I had just found this forum and decided to tell him that he can no longer live here if he continues to drink. He said fine, I’ll leave but you have to pay for the hotel. Against my wishes, my husband agreed just to keep the peace so we could have a nice, normal thanksgiving. And we did. After that, we told him we were only paying up to Monday night and that if he agreed to see a doctor and get into treatment, he could come home but he refused. I told him on the phone that that was my last offer. I’m sorry son, I love you but you cannot come home and we won’t be sending you any money. This was a horrible moment for me. I felt like I had to choose between him destroying the four of us or us destroying him. Brutal.
he checked into a hotel and has since been attacking us through texts. We sent the mobile crisis unit to his hotel (his friend knew where he was staying) in hopes of getting a 5150 but he knew to calmly say, I am not a danger to myself or others. They could do nothing. This angered him so much that he called the police on us three times in one day falsely reporting there was abuse in the house. The second time he even said my husband was sexually abusing me. I had to speak separately with the police to assure them I am fine and my son is sick.

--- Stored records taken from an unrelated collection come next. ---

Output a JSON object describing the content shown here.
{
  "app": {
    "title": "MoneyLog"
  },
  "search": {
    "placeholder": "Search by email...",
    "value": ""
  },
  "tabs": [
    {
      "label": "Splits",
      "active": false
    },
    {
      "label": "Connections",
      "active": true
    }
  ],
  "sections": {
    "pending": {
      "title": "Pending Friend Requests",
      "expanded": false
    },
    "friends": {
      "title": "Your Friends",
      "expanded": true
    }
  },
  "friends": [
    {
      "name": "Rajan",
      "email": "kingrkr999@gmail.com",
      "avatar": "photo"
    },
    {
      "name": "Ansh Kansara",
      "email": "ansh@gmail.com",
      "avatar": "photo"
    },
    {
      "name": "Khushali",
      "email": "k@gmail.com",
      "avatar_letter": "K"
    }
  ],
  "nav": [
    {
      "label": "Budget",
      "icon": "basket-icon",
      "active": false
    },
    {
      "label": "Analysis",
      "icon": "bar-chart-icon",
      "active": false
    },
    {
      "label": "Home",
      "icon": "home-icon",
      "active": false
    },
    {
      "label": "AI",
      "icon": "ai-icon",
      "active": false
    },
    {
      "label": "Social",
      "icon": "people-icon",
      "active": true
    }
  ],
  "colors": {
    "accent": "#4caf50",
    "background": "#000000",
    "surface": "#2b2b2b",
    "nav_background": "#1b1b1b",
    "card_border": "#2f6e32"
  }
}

The last time they showed up was at 10:30pm, I was in my pajamas. It was humiliating. Through the last 8 days he has created group texts and included family that live on the other side of the county, my mother, (his grandmother), my brother (his uncle), and two of his friends. He says horrible things about us both, like we are disgraces to our families, I am a b*tch @ss Ho who shouldn’t have had any kids. He also said he knows who his real birth mother is and I need to stop using him to get a tax break. I’m crying as I type this because the most important thing in my liFe is being a mother. I’ve been a stay home mom for 21 years. Devoted myself to volunteering at their schools, driving carpools, baking muffins for sports teams, doing everything for them. And I love doing it but to hear him say these vile things is killing me. I can’t take the pain so I’ve blocked his number on my phone. Unfortunately, my husband won’t because he wants to make sure he’s alive.
my Son has a car we bought for him and three maxed out credit cards. One has a couple thousand left on it. The money is going to run out and then what will he do? I think we can use that as leverage but he’s so bad right now with his illness, delusions, etc. Any time we have texted him he erupts into madness on the family group texts. It’s just awful for my mom to have to see. She is 76 but an active lady. She’s been through a lot in her life and is a rock for me right now.
oh, he’s also texted to my husband 5 or 6 texts that basically say, “if you come near me, I will fire upon you”, “You can die quickly or this can be drawn out”. We think he’s projecting. He has no firearms and no way to get one but we changed the locks anyway and are looking into getting a restraining order. I cannot believe this has happened all in the last week. I don’t know how I am surviving this. It feels like the worst, most painful grief imaginable. I’m trying to keep it together for my other two kids, especially as the holidays are here. We were picking out a tree at the Christmas tree lot and I get a text from him that says, “I’m taking down your entire family”. I actually laughed out loud at the absurdity of it. That night I blocked him and it’s been a huge help.
if you read this, thank you. Any advice? Suggestions? How will we ever get through this?